Rising Domestic Sales Counter Falling Exports

Thu, 09/01/2016 - 02:01

Mexico’s reputation as an export-oriented, vehicle manufacturer was untarnished in 2016, but a shift may be afoot. At the beginning of the 21st century, perceptions began to change as the domestic market surpassed 1 million units sold in 2004. The global economic downturn of 2008 sent sales figures tumbling to levels not seen since 1999. Almost eight years later, home demand is again on the upswing, and in force. After a record 2015 with more than 1.3 million units sold, the industry is eager to make history with forecasts expecting 1.5 million units sold in 2016.

The early numbers suggest 2016 is on pace to meet the projected goal. In the first half of the year, the industry sold 100,000 units more than in 2015. In July alone, consumers picked up 131,764 units, including light vehicles and light trucks, representing a 17.9 percent increase over the same month a year ago. By the end of July, 853,620 units had rolled out the door, 132,081 units more than what was commercialized in 2015.

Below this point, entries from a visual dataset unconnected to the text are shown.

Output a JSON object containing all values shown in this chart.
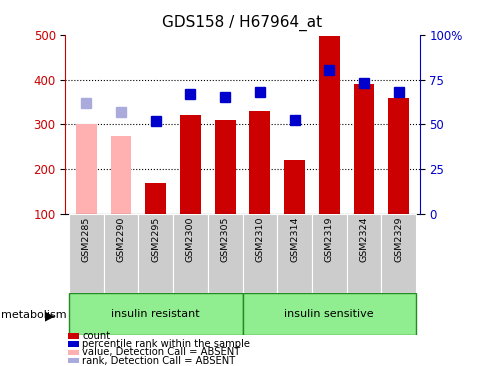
{
  "title": "GDS158 / H67964_at",
  "samples": [
    "GSM2285",
    "GSM2290",
    "GSM2295",
    "GSM2300",
    "GSM2305",
    "GSM2310",
    "GSM2314",
    "GSM2319",
    "GSM2324",
    "GSM2329"
  ],
  "bar_values": [
    300,
    275,
    170,
    320,
    310,
    330,
    220,
    498,
    390,
    358
  ],
  "bar_colors": [
    "#FFB0B0",
    "#FFB0B0",
    "#CC0000",
    "#CC0000",
    "#CC0000",
    "#CC0000",
    "#CC0000",
    "#CC0000",
    "#CC0000",
    "#CC0000"
  ],
  "rank_values": [
    348,
    328,
    308,
    368,
    362,
    373,
    311,
    422,
    393,
    372
  ],
  "rank_colors": [
    "#AAAADD",
    "#AAAADD",
    "#0000CC",
    "#0000CC",
    "#0000CC",
    "#0000CC",
    "#0000CC",
    "#0000CC",
    "#0000CC",
    "#0000CC"
  ],
  "ylim_left": [
    100,
    500
  ],
  "ylim_right": [
    0,
    100
  ],
  "yticks_left": [
    100,
    200,
    300,
    400,
    500
  ],
  "yticks_right": [
    0,
    25,
    50,
    75,
    100
  ],
  "ytick_labels_right": [
    "0",
    "25",
    "50",
    "75",
    "100%"
  ],
  "grid_values": [
    200,
    300,
    400
  ],
  "group_label": "metabolism",
  "group1_label": "insulin resistant",
  "group1_range": [
    0,
    5
  ],
  "group2_label": "insulin sensitive",
  "group2_range": [
    5,
    10
  ],
  "legend_items": [
    {
      "label": "count",
      "color": "#CC0000"
    },
    {
      "label": "percentile rank within the sample",
      "color": "#0000CC"
    },
    {
      "label": "value, Detection Call = ABSENT",
      "color": "#FFB0B0"
    },
    {
      "label": "rank, Detection Call = ABSENT",
      "color": "#AAAADD"
    }
  ],
  "bar_width": 0.6,
  "rank_marker_size": 7,
  "title_fontsize": 11,
  "axis_color_left": "#CC0000",
  "axis_color_right": "#0000CC",
  "bg_color": "#FFFFFF",
  "sample_bg_color": "#CCCCCC",
  "group_green": "#90EE90",
  "group_border": "#228B22"
}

Mexican consumption patterns are being positively altered by the emergence of newer technologies. The Toyota Prius has become an ambassador for hybrid technology in Mexico, with 2,865 units sold in 2016. This has placed the Prius as the second best-selling model in the high-end car segment, surpassing iconic vehicles like the Nissan Altima. The growing preference for hybrid models has its roots in environmental conditions and the subsequent public policy that affected Mexico City in the second quarter of the year. Increased vehicle offerings, fewer imported used cars and loan accessibility has led to an overall increase in domestic sales. However, even if the domestic market reached 1.5 million units sold, it would still be 400,000 units away from its true potential of 2 million units.

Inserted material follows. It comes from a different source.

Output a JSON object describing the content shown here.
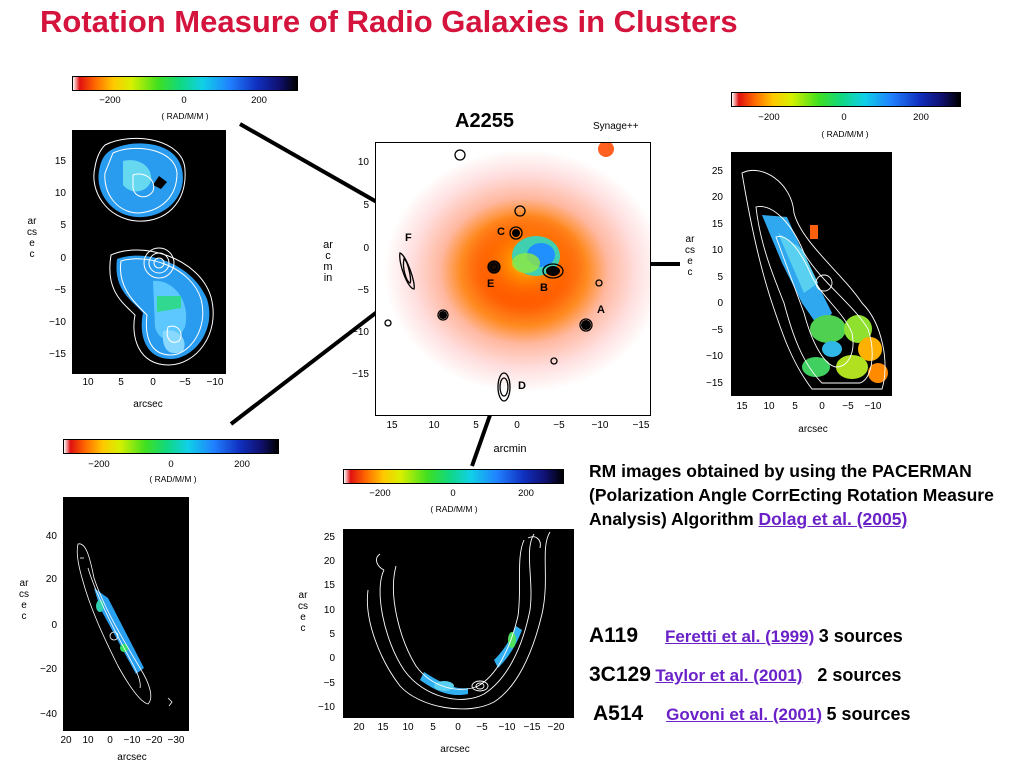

While sales might have been affected by the 2008 economic downturn, production of light vehicles came out almost intact and has experienced constant growth over the past years. In 2015, Mexico became the seventh largest car manufacturer globally. Should global economic trends continue, the end of 2016 could see Mexico crowned as the sixth biggest light vehicle producer. The country also promises an overall production target of more than 5 million units for 2020. In spite of a 3.3 percent reduction in the number of manufactured cars between January and July compared with 2015, AMIA reported an increase of 1.9 percent in light truck production. Industry analysts are still optimistic and forecast at least the same 3.4 million units that were produced in 2015. The inauguration of KIA’s facilities in Nuevo Leon and the upcoming opening of Audi’s plant in Puebla will add to domestic production numbers, helping the country counter negative figures in previous months.

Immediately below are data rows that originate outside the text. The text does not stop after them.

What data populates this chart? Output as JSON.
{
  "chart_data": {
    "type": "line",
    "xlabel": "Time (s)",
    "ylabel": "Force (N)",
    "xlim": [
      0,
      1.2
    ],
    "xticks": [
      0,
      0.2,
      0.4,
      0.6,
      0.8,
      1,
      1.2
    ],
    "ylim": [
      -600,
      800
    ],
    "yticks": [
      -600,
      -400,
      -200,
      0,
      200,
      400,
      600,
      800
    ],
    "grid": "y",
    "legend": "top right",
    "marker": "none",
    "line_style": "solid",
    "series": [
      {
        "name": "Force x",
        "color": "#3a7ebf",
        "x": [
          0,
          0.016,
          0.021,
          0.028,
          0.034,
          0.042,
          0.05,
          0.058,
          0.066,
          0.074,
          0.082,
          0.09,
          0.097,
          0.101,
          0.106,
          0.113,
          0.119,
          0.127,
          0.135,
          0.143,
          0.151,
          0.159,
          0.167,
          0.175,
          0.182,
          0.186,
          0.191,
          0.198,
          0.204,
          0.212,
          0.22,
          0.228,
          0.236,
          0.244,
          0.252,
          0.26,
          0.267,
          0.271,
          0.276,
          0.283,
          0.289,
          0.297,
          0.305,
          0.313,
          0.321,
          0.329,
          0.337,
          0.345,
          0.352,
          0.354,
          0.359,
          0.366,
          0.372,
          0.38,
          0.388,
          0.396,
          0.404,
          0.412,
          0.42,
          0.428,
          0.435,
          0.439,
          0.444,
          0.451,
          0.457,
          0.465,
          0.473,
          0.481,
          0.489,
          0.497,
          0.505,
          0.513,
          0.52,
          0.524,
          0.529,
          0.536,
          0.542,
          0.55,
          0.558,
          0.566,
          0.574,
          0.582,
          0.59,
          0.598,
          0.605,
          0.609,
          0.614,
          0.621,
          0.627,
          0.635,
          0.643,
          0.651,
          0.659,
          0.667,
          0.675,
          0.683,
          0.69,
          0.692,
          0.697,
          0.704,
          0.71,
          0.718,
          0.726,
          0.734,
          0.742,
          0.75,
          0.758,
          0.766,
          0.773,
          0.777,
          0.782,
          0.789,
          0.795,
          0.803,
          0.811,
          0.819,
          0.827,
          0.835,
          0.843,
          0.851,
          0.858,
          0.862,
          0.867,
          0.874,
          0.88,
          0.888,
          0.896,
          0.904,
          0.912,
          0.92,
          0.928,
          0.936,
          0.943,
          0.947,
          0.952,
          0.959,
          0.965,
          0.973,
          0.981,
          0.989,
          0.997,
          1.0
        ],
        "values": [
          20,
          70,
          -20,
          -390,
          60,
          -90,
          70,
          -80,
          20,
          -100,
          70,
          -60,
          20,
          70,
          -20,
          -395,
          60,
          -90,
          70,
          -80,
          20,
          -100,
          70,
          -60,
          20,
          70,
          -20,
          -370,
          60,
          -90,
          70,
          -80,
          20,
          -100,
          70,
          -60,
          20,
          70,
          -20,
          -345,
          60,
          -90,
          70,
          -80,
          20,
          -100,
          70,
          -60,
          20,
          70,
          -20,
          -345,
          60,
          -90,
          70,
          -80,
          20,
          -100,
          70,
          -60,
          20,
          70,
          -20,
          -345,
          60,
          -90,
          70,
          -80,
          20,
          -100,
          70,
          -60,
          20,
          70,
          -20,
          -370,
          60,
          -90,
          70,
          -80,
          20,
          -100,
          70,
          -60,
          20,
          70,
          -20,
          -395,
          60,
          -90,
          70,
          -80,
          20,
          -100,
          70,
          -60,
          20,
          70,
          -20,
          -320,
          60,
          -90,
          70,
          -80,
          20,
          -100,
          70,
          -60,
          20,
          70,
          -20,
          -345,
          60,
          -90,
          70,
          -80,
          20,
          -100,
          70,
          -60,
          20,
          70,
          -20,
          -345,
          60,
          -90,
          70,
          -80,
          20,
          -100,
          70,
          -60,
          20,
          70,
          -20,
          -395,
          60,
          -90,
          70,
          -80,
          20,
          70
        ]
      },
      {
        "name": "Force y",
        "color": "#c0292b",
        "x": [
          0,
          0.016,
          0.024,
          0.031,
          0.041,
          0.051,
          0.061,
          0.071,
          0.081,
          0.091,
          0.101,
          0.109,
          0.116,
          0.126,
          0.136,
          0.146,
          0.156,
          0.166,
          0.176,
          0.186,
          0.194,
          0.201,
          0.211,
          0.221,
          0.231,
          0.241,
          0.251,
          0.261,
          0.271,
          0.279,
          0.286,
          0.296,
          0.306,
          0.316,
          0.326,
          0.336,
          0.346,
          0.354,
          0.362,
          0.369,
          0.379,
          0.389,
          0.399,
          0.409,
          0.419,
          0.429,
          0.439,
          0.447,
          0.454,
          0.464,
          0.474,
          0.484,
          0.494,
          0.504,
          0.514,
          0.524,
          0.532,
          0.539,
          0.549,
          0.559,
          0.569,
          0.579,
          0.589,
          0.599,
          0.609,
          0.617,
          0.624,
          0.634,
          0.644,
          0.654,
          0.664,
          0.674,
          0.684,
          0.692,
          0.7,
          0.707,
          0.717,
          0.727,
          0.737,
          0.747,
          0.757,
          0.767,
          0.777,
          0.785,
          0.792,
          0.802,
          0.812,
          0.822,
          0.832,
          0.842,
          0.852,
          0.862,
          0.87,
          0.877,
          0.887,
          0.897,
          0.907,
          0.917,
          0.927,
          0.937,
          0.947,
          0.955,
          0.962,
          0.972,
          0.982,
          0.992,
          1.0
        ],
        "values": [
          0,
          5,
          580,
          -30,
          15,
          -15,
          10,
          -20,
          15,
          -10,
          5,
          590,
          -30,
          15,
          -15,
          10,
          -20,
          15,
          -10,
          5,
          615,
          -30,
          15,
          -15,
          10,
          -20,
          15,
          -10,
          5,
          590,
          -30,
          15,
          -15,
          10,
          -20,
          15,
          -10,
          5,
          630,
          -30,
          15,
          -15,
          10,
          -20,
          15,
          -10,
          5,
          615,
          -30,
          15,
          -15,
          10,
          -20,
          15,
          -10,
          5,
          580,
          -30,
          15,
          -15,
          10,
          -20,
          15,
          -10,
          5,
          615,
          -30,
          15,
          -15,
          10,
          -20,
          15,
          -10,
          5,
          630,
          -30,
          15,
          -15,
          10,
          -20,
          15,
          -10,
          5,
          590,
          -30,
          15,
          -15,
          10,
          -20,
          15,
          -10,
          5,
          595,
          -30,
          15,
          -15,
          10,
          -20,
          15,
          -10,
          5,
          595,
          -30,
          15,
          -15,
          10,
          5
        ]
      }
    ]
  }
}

Only 630,935 of the 3.4 million units produced in Mexico in 2015 were made for domestic consumption. The remaining 2.7 million were exported, representing a 4.4 percent increase on 2014 export numbers. But between January and July 2016 the country witnessed a reduction of 4.8 percent in exported units compared to the same period in 2015. More than 80 percent of Mexico’s exports are destined for the US and Canada. The decrease in oil prices has generated a specific interest in larger vehicles including light trucks and SUVs while Mexico mainly concentrates on exporting light vehicles, leading to a significant impact on demand for local production. Regardless of global conditions, OEMs continue to invest in their Mexican production sites, which is a sign of faith in the country’s production future.